LA CORTE SUPREMA DI CASSAZIONE

SEZIONE TRIBUTARIA

Composta dagli Ill.mi Sigg.ri Magistrati:

Dott. CAPPABIANCA Aurelio – Presidente –

Dott. MOCCI Mauro – Consigliere –

Dott. ESPOSITO Antonio Francesco – rel. Consigliere –

Dott. IANNELLO Emilio – Consigliere –

Dott. LA TORRE Maria Enza – Consigliere –

ha pronunciato la seguente:

SENTENZA

sul ricorso 21760/2010 proposto da:

G.P.G., elettivamente domiciliato in ROMA VIA MUGGIA

33, presso lo studio dell’avvocato G.P.G.,

rappresentato e difeso da se medesimo;

– ricorrente –

contro

AGENZIA DELLE ENTRATE, in persona del Direttore pro tempore,

elettivamente domiciliato in ROMA VIA DEI PORTOGHESI 12, presso

l’AVVOCATURA GENERALE DELLO STATO, che lo rappresenta e difende;

– controricorrente –

avverso la sentenza n. 159/2010 della COMM. TRIB. REG. del LAZIO,

depositata il 23/06/2010;

udita la relazione della causa svolta nella pubblica udienza del

21/07/2016 dal Consigliere Dott. ANTONIO FRANCESCO ESPOSITO;

udito per il ricorrente l’Avvocato G. che ha chiesto

l’accoglimento;

udito per il controricorrente l’Avvocato TIDORE che si riporta al

controricorso;

udito il P.M., in persona del Sostituto Procuratore Generale Dott.

BASILE Tommaso, che ha concluso per il rigetto del ricorso.

Fatto

RITENUTO IN FATTO

G.P.G., avvocato, propone ricorso per cassazione, affidato a tre motivi, avverso la sentenza con la quale la Commissione tributaria regionale del Lazio aveva confermato la sentenza di primo grado di rigetto dell’impugnazione proposta dal contribuente avverso la cartella di pagamento per IRAP, sanzioni e interessi relativa all’anno di imposta 2004.

Resiste con controricorso l’Agenzia delle Entrate.

Il ricorrente ha depositato memoria.

Diritto

CONSIDERATO IN DIRITTO

Con il primo motivo il ricorrente censura, in relazione all’art. 360 c.p.c., n. 3, la sentenza impugnata per violazione della normativa istitutiva dell’IRAP sotto il profilo del presupposto costituito dalla sussistenza di una autonoma organizzazione.

Con il secondo motivo si deduce, in relazione all’art. 360 c.p.c., n. 5, la omessa, insufficiente e contraddittoria motivazione su un punto decisivo della controversia, avendo la sentenza impugnata apoditticamente ritenuto che il ricorrente esercitasse una attività autonomamente organizzata.

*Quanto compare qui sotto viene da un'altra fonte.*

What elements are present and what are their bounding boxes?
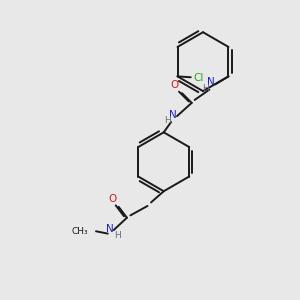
- Text: O: O: [108, 194, 116, 204]
- Text: CH₃: CH₃: [71, 227, 88, 236]
- Text: H: H: [114, 232, 121, 241]
- Text: N: N: [106, 224, 114, 235]
- Text: N: N: [169, 110, 176, 120]
- Text: H: H: [164, 116, 171, 125]
- Text: Cl: Cl: [194, 73, 204, 83]
- Text: H: H: [202, 84, 209, 93]
- Text: O: O: [170, 80, 178, 90]
- Text: N: N: [207, 77, 215, 87]
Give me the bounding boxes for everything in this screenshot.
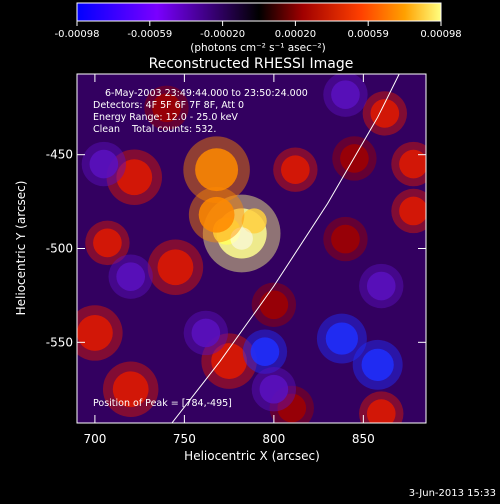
emission-blob bbox=[331, 224, 360, 254]
emission-blob bbox=[191, 318, 221, 348]
emission-blob bbox=[250, 337, 280, 367]
emission-blob bbox=[281, 155, 310, 185]
footer-date: 3-Jun-2013 15:33 bbox=[409, 488, 496, 499]
y-tick-label: -550 bbox=[46, 335, 73, 349]
emission-blob bbox=[112, 371, 149, 408]
colorbar-tick-label: -0.00059 bbox=[127, 29, 172, 40]
emission-blob bbox=[152, 93, 181, 123]
info-clean-counts: Clean Total counts: 532. bbox=[93, 124, 216, 135]
y-tick-label: -500 bbox=[46, 242, 73, 256]
colorbar-gradient bbox=[76, 2, 442, 22]
colorbar-tick-label: 0.00059 bbox=[348, 29, 389, 40]
emission-blob bbox=[331, 80, 360, 109]
colorbar-tick-label: 0.00020 bbox=[275, 29, 316, 40]
peak-position-label: Position of Peak = [784,-495] bbox=[93, 398, 232, 409]
emission-blob bbox=[259, 374, 289, 404]
colorbar-units: (photons cm⁻² s⁻¹ asec⁻²) bbox=[190, 42, 325, 54]
emission-blob bbox=[399, 196, 426, 226]
emission-blob bbox=[370, 99, 400, 128]
emission-blob bbox=[366, 399, 396, 423]
emission-peak-lobe bbox=[241, 208, 267, 234]
emission-blob bbox=[198, 196, 235, 233]
info-detectors: Detectors: 4F 5F 6F 7F 8F, Att 0 bbox=[93, 100, 244, 111]
emission-blob bbox=[116, 262, 146, 291]
colorbar-tick-label: 0.00098 bbox=[420, 29, 461, 40]
colorbar-tick-label: -0.00020 bbox=[200, 29, 245, 40]
x-tick-label: 700 bbox=[83, 432, 106, 446]
colorbar-tick-label: -0.00098 bbox=[55, 29, 100, 40]
info-energy-range: Energy Range: 12.0 - 25.0 keV bbox=[93, 112, 238, 123]
emission-blob bbox=[366, 271, 396, 301]
plot-area: 700 750 800 850 -450 -500 -550 bbox=[46, 73, 427, 446]
x-tick-label: 800 bbox=[262, 432, 285, 446]
plot-title: Reconstructed RHESSI Image bbox=[149, 56, 354, 72]
emission-map bbox=[77, 74, 426, 423]
x-tick-label: 750 bbox=[173, 432, 196, 446]
y-axis-label: Heliocentric Y (arcsec) bbox=[14, 181, 28, 316]
emission-blob bbox=[277, 393, 307, 423]
colorbar-ticks: -0.00098 -0.00059 -0.00020 0.00020 0.00059 0.… bbox=[55, 21, 462, 40]
observation-info: 6-May-2003 23:49:44.000 to 23:50:24.000 … bbox=[93, 88, 308, 409]
emission-blob bbox=[361, 348, 394, 381]
x-tick-label: 850 bbox=[352, 432, 375, 446]
y-tick-label: -450 bbox=[46, 148, 73, 162]
emission-blob bbox=[89, 149, 119, 179]
solar-limb-line bbox=[171, 74, 400, 423]
emission-peak-core bbox=[230, 227, 253, 250]
emission-blob bbox=[340, 144, 369, 173]
emission-blob bbox=[399, 149, 426, 179]
emission-blob bbox=[77, 315, 113, 351]
x-axis-label: Heliocentric X (arcsec) bbox=[184, 449, 320, 463]
axis-ticks: 700 750 800 850 -450 -500 -550 bbox=[46, 74, 426, 446]
emission-blob bbox=[195, 148, 239, 192]
emission-blob bbox=[259, 290, 289, 320]
emission-blob bbox=[157, 249, 194, 286]
emission-blob bbox=[116, 159, 153, 196]
colorbar: -0.00098 -0.00059 -0.00020 0.00020 0.00059 0.… bbox=[55, 2, 462, 54]
info-time-range: 6-May-2003 23:49:44.000 to 23:50:24.000 bbox=[105, 88, 308, 99]
emission-blob bbox=[93, 228, 122, 258]
emission-blob bbox=[211, 343, 248, 379]
emission-blob bbox=[325, 322, 358, 355]
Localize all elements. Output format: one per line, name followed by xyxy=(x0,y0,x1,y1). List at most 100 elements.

Con il terzo motivo si lamenta la omessa e contraddittoria motivazione “in ordine al requisito costituito dalla idoneità dell’organizzazione “a produrre – per i motivi dedotti – valore aggiunto autonomamente”. I tre motivi di censura, da esaminarsi congiuntamente in quanto connessi, sono inammissibili.

La sentenza impugnata si fonda su due ragioni autonome, ciascuna delle quali idonea a sorreggere la decisione.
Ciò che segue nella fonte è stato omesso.